Les Nations Unies critiquent les légalisations du cannabis dans le monde

Rapport 2017 des Nations-Unies

Le Bureau International de Contrôle des Narcotiques (INCB) des Nations  Unies a sorti son rapport 2017, étudiant l’évolution de divers sujets tels la vente et l’usage de drogues dans le monde, et suggérant des solutions à un certain nombre de problèmes. Alors que l’INCB appelle ouvertement à une approche plus humaine de l’interdiction des drogues, elle rejette et condamne les expériences de légalisation du cannabis.

En introduction du rapport, le président de l’INCB, Viroj Sumyai, décrit le rôle de l’agence et des politiques internationales sur les drogues.

« Les politiques sur les drogues doivent suivre une approche qui cherche à promouvoir la santé et le bien-être de l’humanité. Les trois conventions internationales de contrôle des drogues fournissent un périmètre large pour que la communauté internationale atteigne ce but. »
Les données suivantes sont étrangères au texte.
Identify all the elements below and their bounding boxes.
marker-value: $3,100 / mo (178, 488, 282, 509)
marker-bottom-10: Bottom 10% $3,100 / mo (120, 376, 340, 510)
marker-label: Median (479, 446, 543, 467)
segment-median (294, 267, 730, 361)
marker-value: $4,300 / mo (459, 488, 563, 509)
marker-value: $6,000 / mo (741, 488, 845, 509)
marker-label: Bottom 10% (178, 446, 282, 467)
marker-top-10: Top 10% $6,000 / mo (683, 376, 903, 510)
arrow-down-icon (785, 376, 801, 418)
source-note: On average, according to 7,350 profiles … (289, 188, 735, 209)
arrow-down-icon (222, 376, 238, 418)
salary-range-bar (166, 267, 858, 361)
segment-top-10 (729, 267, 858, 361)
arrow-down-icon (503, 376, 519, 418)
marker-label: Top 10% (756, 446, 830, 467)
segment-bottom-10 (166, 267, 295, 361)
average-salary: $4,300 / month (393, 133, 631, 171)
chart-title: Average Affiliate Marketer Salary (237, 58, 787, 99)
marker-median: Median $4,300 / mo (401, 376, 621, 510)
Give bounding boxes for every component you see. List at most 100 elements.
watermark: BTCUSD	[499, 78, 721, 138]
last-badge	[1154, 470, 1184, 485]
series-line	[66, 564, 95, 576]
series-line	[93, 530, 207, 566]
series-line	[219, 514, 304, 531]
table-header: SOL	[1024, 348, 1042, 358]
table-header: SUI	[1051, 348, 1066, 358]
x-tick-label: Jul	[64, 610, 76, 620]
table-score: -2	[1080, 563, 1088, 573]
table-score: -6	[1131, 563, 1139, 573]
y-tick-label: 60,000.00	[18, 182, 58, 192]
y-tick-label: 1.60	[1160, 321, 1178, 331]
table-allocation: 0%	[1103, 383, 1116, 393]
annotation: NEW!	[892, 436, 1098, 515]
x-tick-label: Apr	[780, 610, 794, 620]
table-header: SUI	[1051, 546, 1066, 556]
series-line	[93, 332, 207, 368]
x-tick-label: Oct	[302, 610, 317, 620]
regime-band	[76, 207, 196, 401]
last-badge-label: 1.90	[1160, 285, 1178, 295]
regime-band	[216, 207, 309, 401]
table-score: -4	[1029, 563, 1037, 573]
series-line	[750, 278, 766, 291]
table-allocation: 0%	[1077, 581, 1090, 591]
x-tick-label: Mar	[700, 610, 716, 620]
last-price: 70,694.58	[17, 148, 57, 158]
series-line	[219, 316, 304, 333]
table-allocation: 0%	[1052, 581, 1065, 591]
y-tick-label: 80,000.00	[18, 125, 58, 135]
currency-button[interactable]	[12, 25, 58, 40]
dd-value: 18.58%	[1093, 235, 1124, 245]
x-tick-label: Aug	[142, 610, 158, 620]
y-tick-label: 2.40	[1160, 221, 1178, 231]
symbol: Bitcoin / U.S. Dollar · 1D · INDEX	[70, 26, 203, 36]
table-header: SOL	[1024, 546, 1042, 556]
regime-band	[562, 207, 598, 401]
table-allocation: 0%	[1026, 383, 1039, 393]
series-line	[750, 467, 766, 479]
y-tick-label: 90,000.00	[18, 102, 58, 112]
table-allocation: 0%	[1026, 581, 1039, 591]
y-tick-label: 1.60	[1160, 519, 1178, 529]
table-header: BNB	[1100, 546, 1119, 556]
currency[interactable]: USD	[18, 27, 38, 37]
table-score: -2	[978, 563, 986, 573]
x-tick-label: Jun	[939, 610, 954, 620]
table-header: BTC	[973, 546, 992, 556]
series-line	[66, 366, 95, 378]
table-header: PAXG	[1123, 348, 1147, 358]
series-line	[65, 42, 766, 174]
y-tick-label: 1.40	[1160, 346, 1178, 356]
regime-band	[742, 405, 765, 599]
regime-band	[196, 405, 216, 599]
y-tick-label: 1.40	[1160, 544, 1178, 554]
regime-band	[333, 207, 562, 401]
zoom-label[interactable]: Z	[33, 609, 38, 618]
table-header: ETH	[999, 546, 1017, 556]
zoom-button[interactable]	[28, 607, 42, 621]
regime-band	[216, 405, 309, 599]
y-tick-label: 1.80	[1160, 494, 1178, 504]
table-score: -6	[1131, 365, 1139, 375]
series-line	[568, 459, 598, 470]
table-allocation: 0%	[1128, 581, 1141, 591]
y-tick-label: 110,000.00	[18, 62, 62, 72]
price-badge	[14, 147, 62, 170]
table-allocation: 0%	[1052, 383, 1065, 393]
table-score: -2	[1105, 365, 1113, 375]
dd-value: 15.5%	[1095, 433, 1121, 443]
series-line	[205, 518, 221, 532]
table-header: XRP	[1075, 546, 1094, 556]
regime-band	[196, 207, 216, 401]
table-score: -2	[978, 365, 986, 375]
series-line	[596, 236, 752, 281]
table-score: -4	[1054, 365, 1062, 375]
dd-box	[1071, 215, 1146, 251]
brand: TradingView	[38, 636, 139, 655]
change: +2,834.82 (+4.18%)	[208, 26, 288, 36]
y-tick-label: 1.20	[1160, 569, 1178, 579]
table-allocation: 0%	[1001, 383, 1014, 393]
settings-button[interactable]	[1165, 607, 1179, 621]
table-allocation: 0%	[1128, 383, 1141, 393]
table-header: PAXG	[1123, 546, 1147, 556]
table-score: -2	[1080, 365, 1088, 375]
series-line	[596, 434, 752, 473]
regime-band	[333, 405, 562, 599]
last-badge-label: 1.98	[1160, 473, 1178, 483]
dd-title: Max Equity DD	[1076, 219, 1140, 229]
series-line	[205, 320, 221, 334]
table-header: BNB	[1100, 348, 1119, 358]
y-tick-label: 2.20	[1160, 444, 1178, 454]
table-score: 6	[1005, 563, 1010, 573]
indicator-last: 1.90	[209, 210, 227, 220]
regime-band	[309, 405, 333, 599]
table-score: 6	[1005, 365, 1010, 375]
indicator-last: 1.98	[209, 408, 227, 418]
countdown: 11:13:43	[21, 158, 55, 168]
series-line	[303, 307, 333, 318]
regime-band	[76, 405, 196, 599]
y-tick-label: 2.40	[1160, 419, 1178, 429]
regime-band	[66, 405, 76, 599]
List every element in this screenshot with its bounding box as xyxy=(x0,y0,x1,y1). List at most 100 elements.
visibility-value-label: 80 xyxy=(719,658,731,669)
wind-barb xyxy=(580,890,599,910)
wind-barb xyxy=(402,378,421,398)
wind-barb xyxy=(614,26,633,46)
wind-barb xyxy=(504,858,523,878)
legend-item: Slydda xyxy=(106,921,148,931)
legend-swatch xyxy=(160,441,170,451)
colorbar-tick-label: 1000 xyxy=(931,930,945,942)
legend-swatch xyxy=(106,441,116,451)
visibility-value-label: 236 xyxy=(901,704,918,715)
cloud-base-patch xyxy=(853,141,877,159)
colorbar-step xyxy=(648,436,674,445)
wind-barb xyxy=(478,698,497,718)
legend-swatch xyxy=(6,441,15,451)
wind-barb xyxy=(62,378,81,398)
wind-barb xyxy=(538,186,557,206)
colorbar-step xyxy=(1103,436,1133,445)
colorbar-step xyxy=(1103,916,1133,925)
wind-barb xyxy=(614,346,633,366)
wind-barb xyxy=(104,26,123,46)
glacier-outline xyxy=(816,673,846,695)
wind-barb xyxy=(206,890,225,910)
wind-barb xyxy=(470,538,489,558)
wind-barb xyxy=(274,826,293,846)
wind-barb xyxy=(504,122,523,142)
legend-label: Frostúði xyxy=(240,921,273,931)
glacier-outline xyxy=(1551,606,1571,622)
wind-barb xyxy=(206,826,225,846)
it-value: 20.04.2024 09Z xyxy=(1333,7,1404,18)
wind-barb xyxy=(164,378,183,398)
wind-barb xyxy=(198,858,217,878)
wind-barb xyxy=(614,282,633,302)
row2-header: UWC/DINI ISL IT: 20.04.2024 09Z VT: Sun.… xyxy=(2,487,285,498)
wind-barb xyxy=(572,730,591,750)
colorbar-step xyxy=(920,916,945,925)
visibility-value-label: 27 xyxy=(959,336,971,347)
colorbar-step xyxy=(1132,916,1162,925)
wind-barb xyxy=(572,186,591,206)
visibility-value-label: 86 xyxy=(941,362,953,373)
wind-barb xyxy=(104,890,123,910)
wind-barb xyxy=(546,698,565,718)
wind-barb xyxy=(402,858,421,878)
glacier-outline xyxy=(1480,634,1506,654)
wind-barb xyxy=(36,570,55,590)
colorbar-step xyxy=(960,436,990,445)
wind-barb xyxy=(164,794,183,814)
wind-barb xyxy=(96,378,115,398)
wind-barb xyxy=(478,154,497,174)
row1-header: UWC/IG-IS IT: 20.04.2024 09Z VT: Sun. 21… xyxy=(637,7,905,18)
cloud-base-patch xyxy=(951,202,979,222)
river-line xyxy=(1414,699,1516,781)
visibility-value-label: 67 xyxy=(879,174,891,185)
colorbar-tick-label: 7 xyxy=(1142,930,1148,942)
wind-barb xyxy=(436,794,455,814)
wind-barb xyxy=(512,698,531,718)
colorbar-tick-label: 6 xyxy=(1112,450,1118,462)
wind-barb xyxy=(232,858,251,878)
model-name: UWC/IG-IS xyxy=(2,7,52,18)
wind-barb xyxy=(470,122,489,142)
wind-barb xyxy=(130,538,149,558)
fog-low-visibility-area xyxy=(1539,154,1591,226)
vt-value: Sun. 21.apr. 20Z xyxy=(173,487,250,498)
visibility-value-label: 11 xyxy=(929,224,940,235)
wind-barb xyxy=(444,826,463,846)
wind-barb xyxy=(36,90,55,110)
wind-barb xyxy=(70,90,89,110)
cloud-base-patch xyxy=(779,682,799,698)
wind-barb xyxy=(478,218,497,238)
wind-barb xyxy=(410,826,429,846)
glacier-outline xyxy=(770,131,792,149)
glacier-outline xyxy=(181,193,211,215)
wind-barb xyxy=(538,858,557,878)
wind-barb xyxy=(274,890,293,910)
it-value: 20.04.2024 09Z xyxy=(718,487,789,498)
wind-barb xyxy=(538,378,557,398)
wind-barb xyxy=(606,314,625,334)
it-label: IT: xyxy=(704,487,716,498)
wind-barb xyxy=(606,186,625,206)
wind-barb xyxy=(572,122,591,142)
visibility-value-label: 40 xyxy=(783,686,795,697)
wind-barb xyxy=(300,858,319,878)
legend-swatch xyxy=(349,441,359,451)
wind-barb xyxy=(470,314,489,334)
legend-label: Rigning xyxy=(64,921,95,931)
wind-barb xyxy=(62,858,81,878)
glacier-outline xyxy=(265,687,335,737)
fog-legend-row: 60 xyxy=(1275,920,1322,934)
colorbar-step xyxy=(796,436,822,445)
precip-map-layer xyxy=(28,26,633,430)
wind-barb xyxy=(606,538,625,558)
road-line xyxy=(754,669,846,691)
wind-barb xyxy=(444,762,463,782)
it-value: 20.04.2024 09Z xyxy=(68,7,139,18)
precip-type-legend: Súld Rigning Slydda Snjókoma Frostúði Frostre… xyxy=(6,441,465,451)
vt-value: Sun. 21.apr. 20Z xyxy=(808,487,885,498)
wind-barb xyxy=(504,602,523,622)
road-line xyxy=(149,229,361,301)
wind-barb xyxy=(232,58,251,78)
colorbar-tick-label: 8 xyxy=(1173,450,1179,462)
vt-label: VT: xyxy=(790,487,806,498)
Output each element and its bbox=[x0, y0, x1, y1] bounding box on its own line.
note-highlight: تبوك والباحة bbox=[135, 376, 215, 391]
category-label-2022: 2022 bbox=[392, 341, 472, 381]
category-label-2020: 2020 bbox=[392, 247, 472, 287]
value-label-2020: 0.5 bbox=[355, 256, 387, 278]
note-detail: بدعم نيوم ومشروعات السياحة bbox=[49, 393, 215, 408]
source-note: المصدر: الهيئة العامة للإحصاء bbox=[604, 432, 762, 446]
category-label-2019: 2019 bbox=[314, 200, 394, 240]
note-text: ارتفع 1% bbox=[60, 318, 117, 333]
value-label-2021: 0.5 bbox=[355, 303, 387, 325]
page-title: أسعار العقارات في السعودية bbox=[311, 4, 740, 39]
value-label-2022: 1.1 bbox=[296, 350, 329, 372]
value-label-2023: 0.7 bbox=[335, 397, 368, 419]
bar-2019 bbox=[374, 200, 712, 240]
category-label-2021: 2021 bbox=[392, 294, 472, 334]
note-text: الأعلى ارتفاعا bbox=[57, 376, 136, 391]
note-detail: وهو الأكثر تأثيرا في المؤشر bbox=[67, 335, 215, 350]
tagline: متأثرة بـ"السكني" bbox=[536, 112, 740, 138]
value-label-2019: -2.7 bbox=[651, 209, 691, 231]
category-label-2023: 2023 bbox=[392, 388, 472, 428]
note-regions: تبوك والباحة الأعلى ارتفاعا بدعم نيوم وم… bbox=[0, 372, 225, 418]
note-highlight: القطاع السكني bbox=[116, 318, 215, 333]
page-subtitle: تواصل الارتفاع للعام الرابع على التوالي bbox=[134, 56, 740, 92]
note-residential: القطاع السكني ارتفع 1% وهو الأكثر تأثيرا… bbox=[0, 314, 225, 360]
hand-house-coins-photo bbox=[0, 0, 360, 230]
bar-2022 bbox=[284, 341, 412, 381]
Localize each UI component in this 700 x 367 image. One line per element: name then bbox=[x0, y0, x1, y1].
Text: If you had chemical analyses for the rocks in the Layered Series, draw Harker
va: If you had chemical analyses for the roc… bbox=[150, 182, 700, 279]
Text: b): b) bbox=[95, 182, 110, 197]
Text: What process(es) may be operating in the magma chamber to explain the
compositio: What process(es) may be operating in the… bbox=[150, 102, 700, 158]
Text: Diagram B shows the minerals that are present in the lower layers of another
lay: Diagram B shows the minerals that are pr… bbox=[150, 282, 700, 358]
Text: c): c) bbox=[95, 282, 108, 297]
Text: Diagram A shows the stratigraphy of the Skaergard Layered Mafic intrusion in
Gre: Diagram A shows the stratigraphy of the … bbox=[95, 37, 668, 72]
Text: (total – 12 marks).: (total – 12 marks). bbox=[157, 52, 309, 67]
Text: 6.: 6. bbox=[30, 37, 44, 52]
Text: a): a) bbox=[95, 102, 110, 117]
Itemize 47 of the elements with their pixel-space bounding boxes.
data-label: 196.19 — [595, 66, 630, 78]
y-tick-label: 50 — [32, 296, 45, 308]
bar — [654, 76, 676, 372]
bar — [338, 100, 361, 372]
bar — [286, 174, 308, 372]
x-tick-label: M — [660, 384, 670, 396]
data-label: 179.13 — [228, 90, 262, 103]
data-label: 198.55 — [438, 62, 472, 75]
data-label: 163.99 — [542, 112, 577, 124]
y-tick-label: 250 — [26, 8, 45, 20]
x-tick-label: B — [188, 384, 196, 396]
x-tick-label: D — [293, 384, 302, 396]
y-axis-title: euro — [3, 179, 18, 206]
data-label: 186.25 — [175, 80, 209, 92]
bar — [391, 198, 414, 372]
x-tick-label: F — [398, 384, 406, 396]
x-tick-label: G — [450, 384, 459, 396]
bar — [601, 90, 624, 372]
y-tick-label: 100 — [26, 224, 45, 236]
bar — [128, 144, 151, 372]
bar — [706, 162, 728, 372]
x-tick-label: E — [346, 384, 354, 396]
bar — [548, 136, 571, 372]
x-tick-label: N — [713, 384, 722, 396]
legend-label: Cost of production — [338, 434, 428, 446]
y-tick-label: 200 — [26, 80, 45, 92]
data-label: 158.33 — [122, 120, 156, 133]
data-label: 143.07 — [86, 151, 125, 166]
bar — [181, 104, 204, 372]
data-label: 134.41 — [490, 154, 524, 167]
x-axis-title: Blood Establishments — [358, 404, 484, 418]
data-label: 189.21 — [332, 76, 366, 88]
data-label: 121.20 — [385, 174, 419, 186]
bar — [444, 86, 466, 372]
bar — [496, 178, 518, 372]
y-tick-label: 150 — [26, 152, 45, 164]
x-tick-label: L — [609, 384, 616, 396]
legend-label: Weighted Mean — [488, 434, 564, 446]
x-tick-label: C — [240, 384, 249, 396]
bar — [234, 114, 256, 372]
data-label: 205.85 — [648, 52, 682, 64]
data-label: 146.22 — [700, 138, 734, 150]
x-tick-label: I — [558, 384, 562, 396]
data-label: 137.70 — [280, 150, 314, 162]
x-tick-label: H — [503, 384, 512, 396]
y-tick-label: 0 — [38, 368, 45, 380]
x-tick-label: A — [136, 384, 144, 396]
Mais dans le rapport, l’INCB rappelle spécifiquement que la Convention de 1961 sur les Narcotiques restreint la légalisation des drogues et n’autorise que l’usage médical et pour la recherche des substances dont le cannabis. L’agence désapprouve nommément les réformes sur le cannabis de l’Uruguay, du Canada, des Etats-Unis, de la Jamaïque ou des Pays-Bas qui cherchent (enfin) à avoir une production légale de cannabis.

 

« Le Bureau réitère que toute mesure qui autorise la consommation de cannabis à des fins non-médicales est en violation avec l’article 4, paragraphe (c) et l’article 36 de la Convention de 1961, et de l’article 3, paragraphe 1 (a) de la Convention de 1988. L’INCB réitère également que la limitation de l’usage de substances contrôlées à des fins de recherche ou thérapeutiques est un principe fondamental auquel aucune dérogation n’est autorisée dans la Convention de 1961. »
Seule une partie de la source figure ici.